The best movie car-chase is in French Connection.

You have to watch it several times to appreciate it.

The first time it’s just too gripping.

But eventually you begin to appreciate the craft that went into it.

What makes it truly different to any other car chase is it’s shot in a crowded Brooklyn street at mid-day.

Most car chases are shot in controlled environments like freeways or tunnels.

The director, William Friedkin, was talking about it to a group of film students.

He said the most difficult part was getting permission.

They had everything planned, every shot worked out, and they asked the head of the Transit Authority for permission to use a train.

He said no.

He said they were crazy, he said no way, he said he’d get fired.

They argued but he insisted, he’d be fired if he gave them permission.

So they got up to leave.

Then he said “Wait a minute, there may be one way I could give you permission”.

They asked what it was.

He said “Forty thousand dollars and a one-way ticket to Jamaica”.

In 1970 that was a lot of money.

But then they thought, the budget is $1.5 million and the film is nothing without that scene, we have to have it.

So they said “Okay, but why a one-way ticket?”

And he said “Because I really am going to get fired. I’m not coming back”.

And he was right.

They got permission, he got $40K, and he was fired.

But it meant they could shoot the film in a real Brooklyn street, using a real train.

And it took five weeks to shoot the whole chase.

At the end of that time Friedkin looked at the rough edit of the chase.

It was good.

And that was the problem. It was good.

It wasn’t unbe-fucking-lievably great.

Friedkin went over to the stunt driver, Bill Hickman, an older guy.

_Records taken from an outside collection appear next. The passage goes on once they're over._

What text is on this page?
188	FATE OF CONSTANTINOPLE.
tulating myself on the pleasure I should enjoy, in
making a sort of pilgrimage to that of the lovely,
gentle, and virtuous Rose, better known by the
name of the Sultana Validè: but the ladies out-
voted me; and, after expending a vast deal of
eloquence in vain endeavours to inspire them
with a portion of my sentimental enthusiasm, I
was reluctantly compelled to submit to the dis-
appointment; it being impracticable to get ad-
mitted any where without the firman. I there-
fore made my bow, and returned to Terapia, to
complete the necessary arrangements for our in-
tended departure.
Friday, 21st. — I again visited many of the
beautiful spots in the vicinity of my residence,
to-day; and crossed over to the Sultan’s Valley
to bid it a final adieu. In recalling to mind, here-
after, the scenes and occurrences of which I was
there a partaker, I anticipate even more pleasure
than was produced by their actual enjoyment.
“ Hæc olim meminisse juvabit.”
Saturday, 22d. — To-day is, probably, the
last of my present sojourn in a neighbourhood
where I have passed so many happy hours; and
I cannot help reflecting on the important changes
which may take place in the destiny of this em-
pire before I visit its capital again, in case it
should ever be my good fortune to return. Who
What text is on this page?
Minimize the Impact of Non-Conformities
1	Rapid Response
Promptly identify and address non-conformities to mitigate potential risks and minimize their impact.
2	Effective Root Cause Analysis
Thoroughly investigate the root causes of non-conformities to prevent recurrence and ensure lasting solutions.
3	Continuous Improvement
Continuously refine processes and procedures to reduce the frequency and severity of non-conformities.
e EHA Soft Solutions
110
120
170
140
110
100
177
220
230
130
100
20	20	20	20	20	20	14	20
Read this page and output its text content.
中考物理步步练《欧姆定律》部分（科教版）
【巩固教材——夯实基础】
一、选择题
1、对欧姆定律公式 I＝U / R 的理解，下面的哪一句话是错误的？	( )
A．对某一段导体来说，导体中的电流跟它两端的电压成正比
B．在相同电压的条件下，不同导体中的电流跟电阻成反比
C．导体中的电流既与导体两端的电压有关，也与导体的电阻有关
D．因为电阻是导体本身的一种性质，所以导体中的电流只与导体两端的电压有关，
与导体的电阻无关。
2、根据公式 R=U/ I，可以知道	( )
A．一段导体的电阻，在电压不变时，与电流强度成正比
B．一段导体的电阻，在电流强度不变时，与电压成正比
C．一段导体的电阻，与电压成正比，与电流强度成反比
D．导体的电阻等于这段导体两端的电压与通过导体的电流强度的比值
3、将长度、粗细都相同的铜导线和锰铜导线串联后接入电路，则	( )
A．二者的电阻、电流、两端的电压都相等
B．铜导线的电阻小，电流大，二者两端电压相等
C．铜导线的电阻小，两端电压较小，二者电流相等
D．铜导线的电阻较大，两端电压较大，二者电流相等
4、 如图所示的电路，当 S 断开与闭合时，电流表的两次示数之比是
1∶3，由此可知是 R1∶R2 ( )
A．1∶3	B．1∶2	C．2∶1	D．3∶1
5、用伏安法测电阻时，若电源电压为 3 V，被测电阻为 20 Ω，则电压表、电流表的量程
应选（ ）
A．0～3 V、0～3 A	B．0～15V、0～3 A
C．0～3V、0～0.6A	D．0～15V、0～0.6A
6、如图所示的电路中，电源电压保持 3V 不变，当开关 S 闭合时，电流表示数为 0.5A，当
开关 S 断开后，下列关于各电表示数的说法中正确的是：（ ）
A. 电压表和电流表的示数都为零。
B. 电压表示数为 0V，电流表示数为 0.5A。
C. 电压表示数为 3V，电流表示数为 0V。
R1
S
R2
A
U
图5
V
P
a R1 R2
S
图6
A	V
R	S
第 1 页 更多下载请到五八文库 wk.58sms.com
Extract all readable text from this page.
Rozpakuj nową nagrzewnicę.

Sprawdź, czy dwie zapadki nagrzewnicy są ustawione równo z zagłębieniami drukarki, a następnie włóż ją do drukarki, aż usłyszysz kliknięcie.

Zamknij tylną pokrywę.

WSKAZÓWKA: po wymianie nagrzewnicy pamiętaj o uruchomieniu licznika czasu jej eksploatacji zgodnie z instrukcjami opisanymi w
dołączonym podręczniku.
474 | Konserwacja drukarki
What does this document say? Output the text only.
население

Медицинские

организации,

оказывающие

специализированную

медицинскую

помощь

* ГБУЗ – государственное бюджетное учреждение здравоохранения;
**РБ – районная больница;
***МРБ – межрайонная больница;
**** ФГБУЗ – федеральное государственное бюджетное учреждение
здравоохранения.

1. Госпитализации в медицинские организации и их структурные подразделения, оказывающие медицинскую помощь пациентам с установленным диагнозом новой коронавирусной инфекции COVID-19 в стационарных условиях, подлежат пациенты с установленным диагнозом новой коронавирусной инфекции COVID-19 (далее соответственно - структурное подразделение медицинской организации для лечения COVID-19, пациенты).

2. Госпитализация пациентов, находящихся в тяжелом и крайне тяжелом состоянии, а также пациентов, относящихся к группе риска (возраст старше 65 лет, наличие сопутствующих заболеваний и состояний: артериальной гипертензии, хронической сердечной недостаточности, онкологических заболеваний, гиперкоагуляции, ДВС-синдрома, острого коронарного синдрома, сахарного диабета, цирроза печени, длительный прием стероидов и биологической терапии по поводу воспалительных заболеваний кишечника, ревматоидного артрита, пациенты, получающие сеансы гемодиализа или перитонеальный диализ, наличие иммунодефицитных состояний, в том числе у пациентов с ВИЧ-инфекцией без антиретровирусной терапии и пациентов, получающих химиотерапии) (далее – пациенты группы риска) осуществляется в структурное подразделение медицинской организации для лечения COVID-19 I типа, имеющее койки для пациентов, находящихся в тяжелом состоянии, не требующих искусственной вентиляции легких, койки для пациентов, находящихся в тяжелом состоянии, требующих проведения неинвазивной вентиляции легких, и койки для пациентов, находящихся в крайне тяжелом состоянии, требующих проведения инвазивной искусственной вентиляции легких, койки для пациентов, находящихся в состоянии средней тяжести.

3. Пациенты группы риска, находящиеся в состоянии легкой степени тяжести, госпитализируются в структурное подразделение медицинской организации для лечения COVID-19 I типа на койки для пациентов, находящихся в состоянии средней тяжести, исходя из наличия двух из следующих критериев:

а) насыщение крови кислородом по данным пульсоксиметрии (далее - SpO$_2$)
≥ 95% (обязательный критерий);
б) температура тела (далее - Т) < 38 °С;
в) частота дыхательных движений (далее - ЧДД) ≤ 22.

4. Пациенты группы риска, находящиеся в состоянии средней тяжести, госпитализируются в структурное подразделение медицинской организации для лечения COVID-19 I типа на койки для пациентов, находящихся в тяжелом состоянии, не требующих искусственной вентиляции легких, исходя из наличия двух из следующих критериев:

He was drinking Jack Daniels.

Friedkin said “Bill, I could have got another driver to do that.

But I thought you were the best, and maybe you were once, but maybe you lost it. Maybe you’re past it.”

And Hickman finished his drink and said “Kid, you want to bring your camera in the car and I’ll show you if I’m past it”.

And Friedkin did.

Friedkin said “I operated the camera myself because I was young and single but the cameramen both had families.

I knew what was coming”.

Friedkin had got Bill Hickman angry, that had been the point.

Hickman was gonna shut this kid up.

And, in a 30mph zone, he drove at speeds of 90mph, slamming into fences, slamming into other cars and trucks, as Friedkin clung on and filmed it all.

And he finally got a real car chase.

The cars and cameras and crew cleared the area as fast as possible, before the cops arrived.

So there would be no one around to arrest.

And Friedkin cut that footage into the previous five weeks’ edit, and had the best car chase ever put on film.

Like Friedkin says, he did it because he was young and crazy.

When you get older you’re too sensible to do things like that.

It isn’t that young people have better ideas, they don’t.

But they are less worried, more irresponsible.

And that can be a strength.


As George Lois said “The stuff that gets you fired when you’re young is what gets you into the Hall of Fame when you’re old”.